Railway station in Kuala Lumpur, Malaysia

The Bandar Malaysia railway station is a planned railway station and a high-speed rail terminus as part of the Bandar Malaysia project in the Salak Selatan district in southern Kuala Lumpur, Malaysia.

The station is planned to serve as a gateway to Kuala Lumpur with the proposed Kuala Lumpur–Singapore High Speed Rail from Singapore, as well as a secondary transport hub after KL Sentral, connecting KLIA Transit, KTM Komuter and the MRT Putrajaya Line. It will also primarily serve the southern half of Bandar Malaysia, with the north being served by Bandar Malaysia North. The station will be built at the site of Simpang Airport together with Bandar Malaysia North station and the rest of the Bandar Malaysia development.

==MRT Putrajaya Line station==
The planned MRT station was provisionally named Bandar Malaysia Selatan that will serve the Putrajaya Line in the transport hub.
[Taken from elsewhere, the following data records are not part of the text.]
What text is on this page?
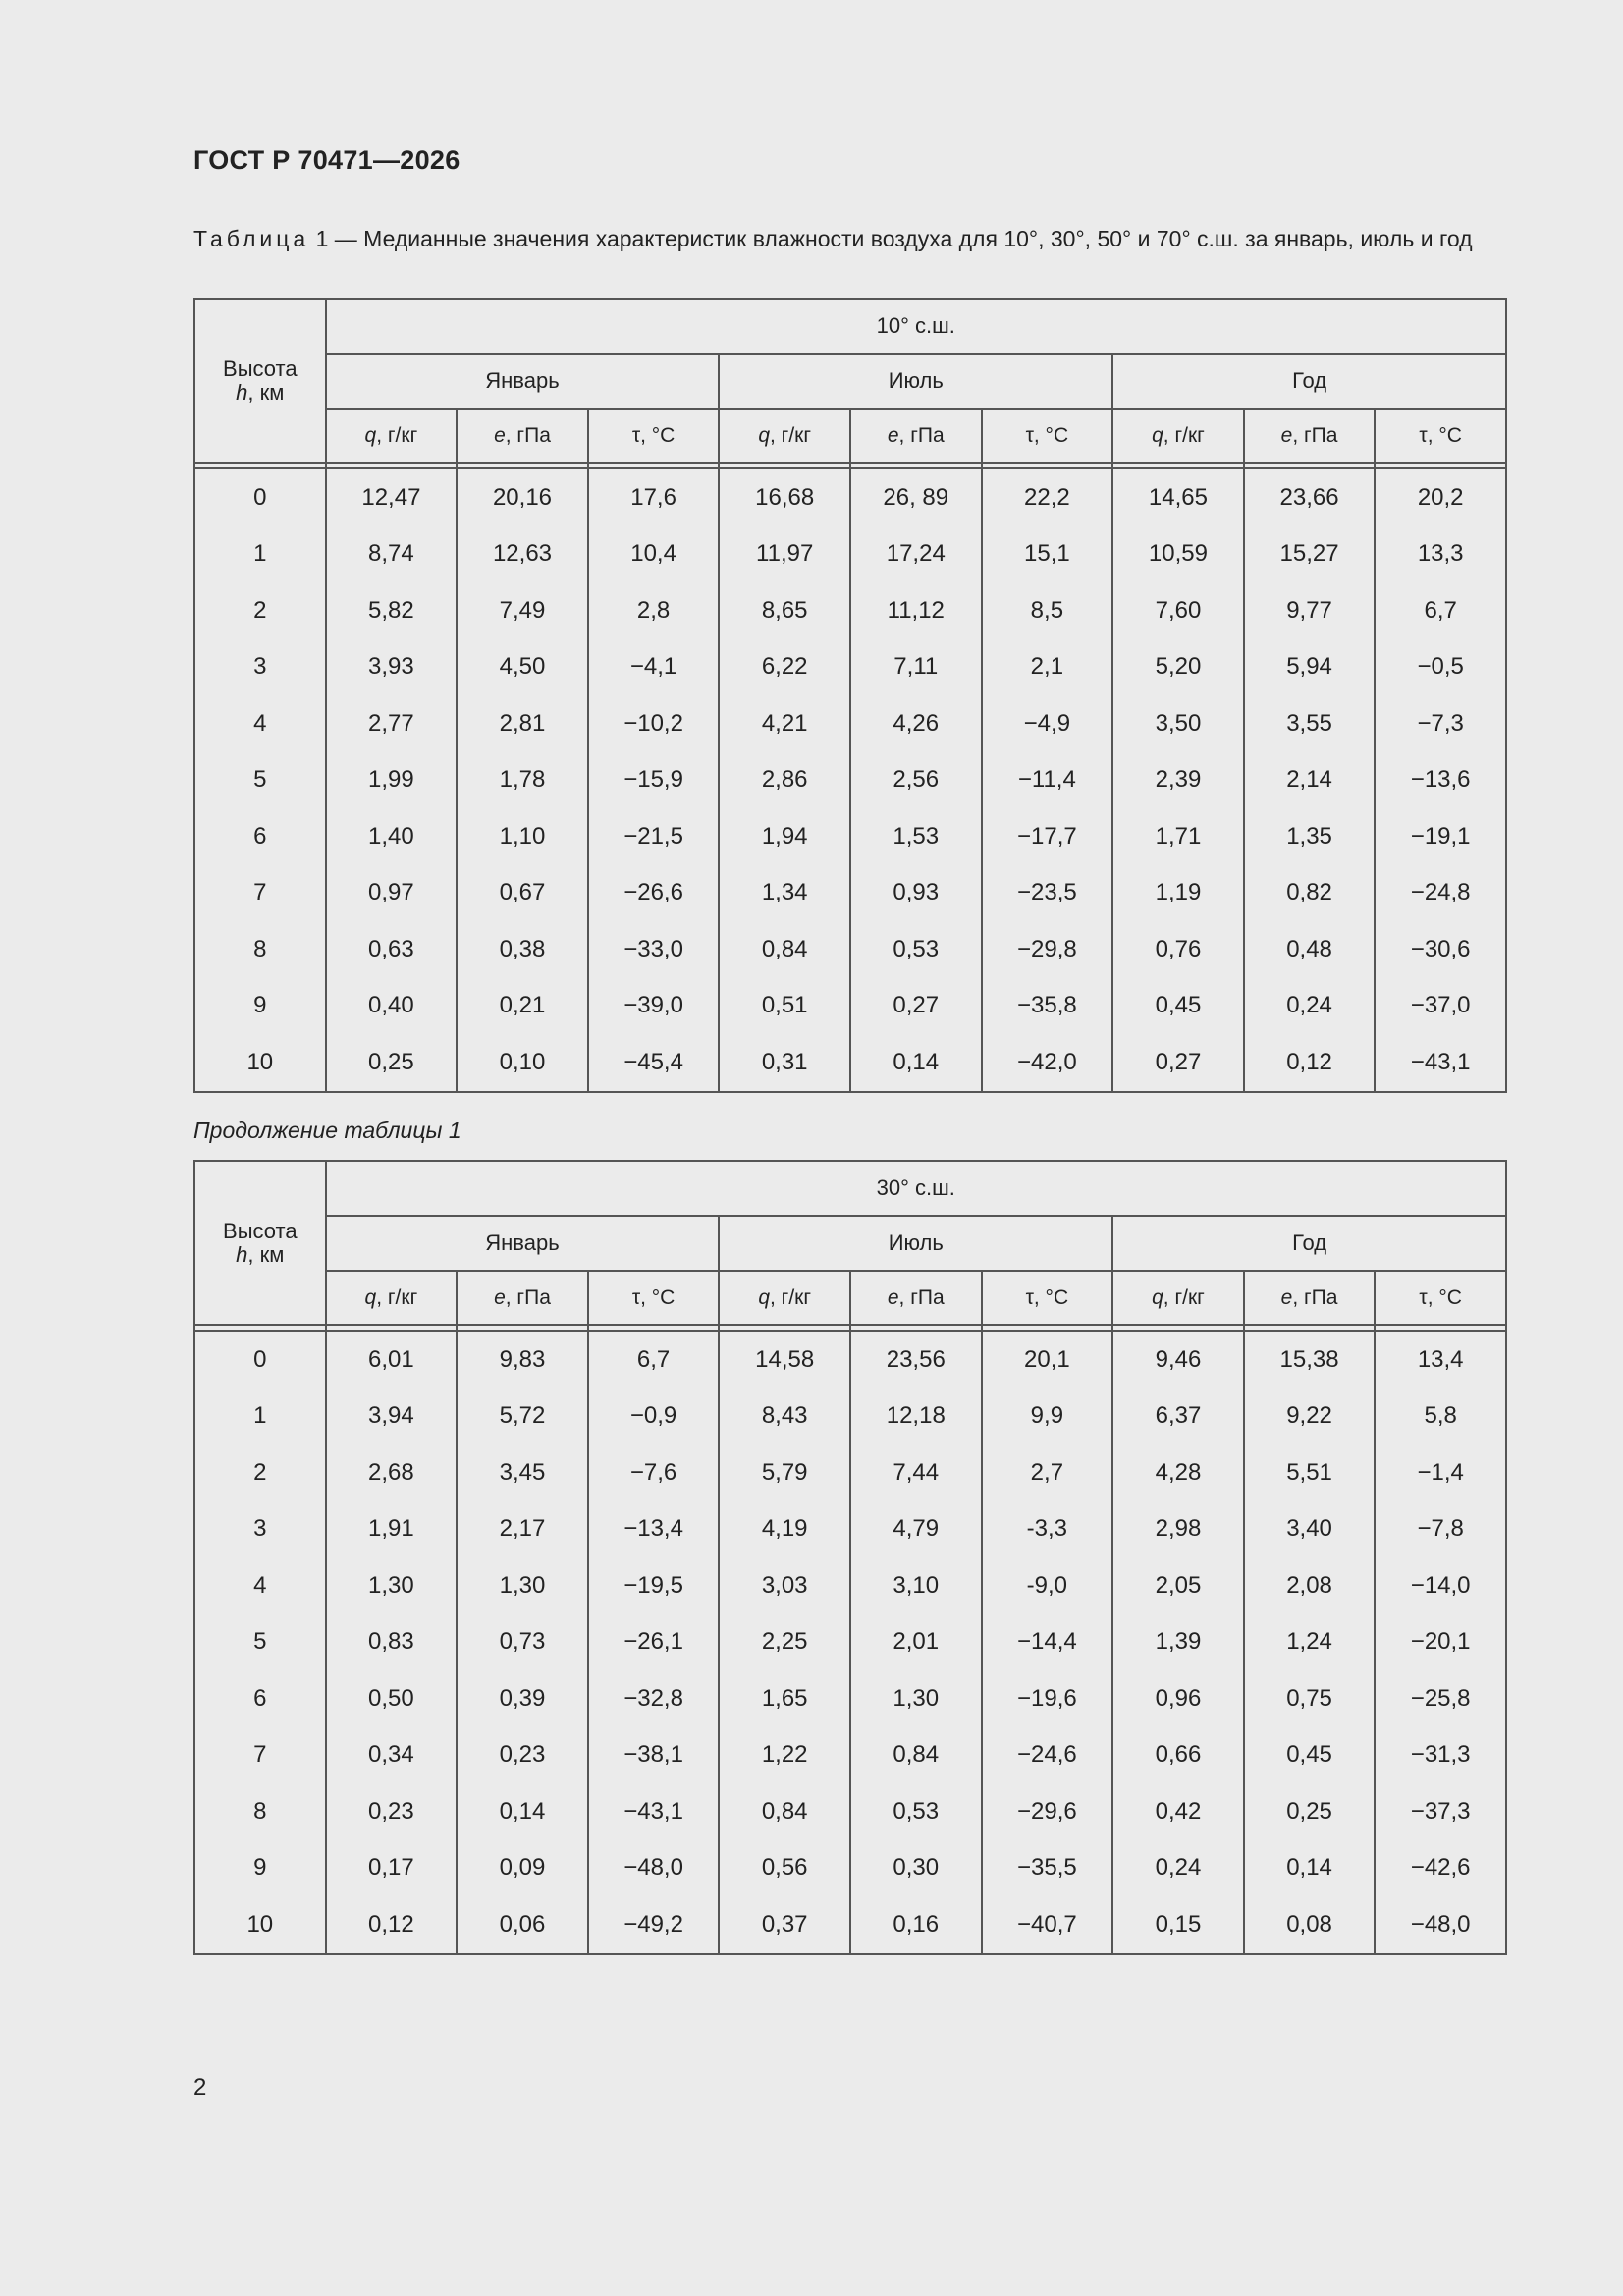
ГОСТ Р 70471—2026
Таблица 1 — Медианные значения характеристик влажности воздуха для 10°, 30°, 50° и 70° с.ш. за январь, июль и год
Высота
h, км	10° с.ш.								
	Январь			Июль			Год		
	q, г/кг	e, гПа	τ, °C	q, г/кг	e, гПа	τ, °C	q, г/кг	e, гПа	τ, °C

0	12,47	20,16	17,6	16,68	26, 89	22,2	14,65	23,66	20,2
1	8,74	12,63	10,4	11,97	17,24	15,1	10,59	15,27	13,3
2	5,82	7,49	2,8	8,65	11,12	8,5	7,60	9,77	6,7
3	3,93	4,50	−4,1	6,22	7,11	2,1	5,20	5,94	−0,5
4	2,77	2,81	−10,2	4,21	4,26	−4,9	3,50	3,55	−7,3
5	1,99	1,78	−15,9	2,86	2,56	−11,4	2,39	2,14	−13,6
6	1,40	1,10	−21,5	1,94	1,53	−17,7	1,71	1,35	−19,1
7	0,97	0,67	−26,6	1,34	0,93	−23,5	1,19	0,82	−24,8
8	0,63	0,38	−33,0	0,84	0,53	−29,8	0,76	0,48	−30,6
9	0,40	0,21	−39,0	0,51	0,27	−35,8	0,45	0,24	−37,0
10	0,25	0,10	−45,4	0,31	0,14	−42,0	0,27	0,12	−43,1
Высота
h, км	30° с.ш.								
	Январь			Июль			Год		
	q, г/кг	e, гПа	τ, °C	q, г/кг	e, гПа	τ, °C	q, г/кг	e, гПа	τ, °C

0	6,01	9,83	6,7	14,58	23,56	20,1	9,46	15,38	13,4
1	3,94	5,72	−0,9	8,43	12,18	9,9	6,37	9,22	5,8
2	2,68	3,45	−7,6	5,79	7,44	2,7	4,28	5,51	−1,4
3	1,91	2,17	−13,4	4,19	4,79	-3,3	2,98	3,40	−7,8
4	1,30	1,30	−19,5	3,03	3,10	-9,0	2,05	2,08	−14,0
5	0,83	0,73	−26,1	2,25	2,01	−14,4	1,39	1,24	−20,1
6	0,50	0,39	−32,8	1,65	1,30	−19,6	0,96	0,75	−25,8
7	0,34	0,23	−38,1	1,22	0,84	−24,6	0,66	0,45	−31,3
8	0,23	0,14	−43,1	0,84	0,53	−29,6	0,42	0,25	−37,3
9	0,17	0,09	−48,0	0,56	0,30	−35,5	0,24	0,14	−42,6
10	0,12	0,06	−49,2	0,37	0,16	−40,7	0,15	0,08	−48,0
Продолжение таблицы 1
2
While the MRT Putrajaya Line will begin full operations on 16 March 2023, the planned stations at Bandar Malaysia will not be included in the opening, following the cancellation of the Kuala Lumpur-Singapore high speed railway.

The station, along with the adjacent Bandar Malaysia Utara station, are currently mothballed as future infill stations; trains running between Chan Sow Lin and Kuchai will pass through Bandar Malaysia but will not stop here.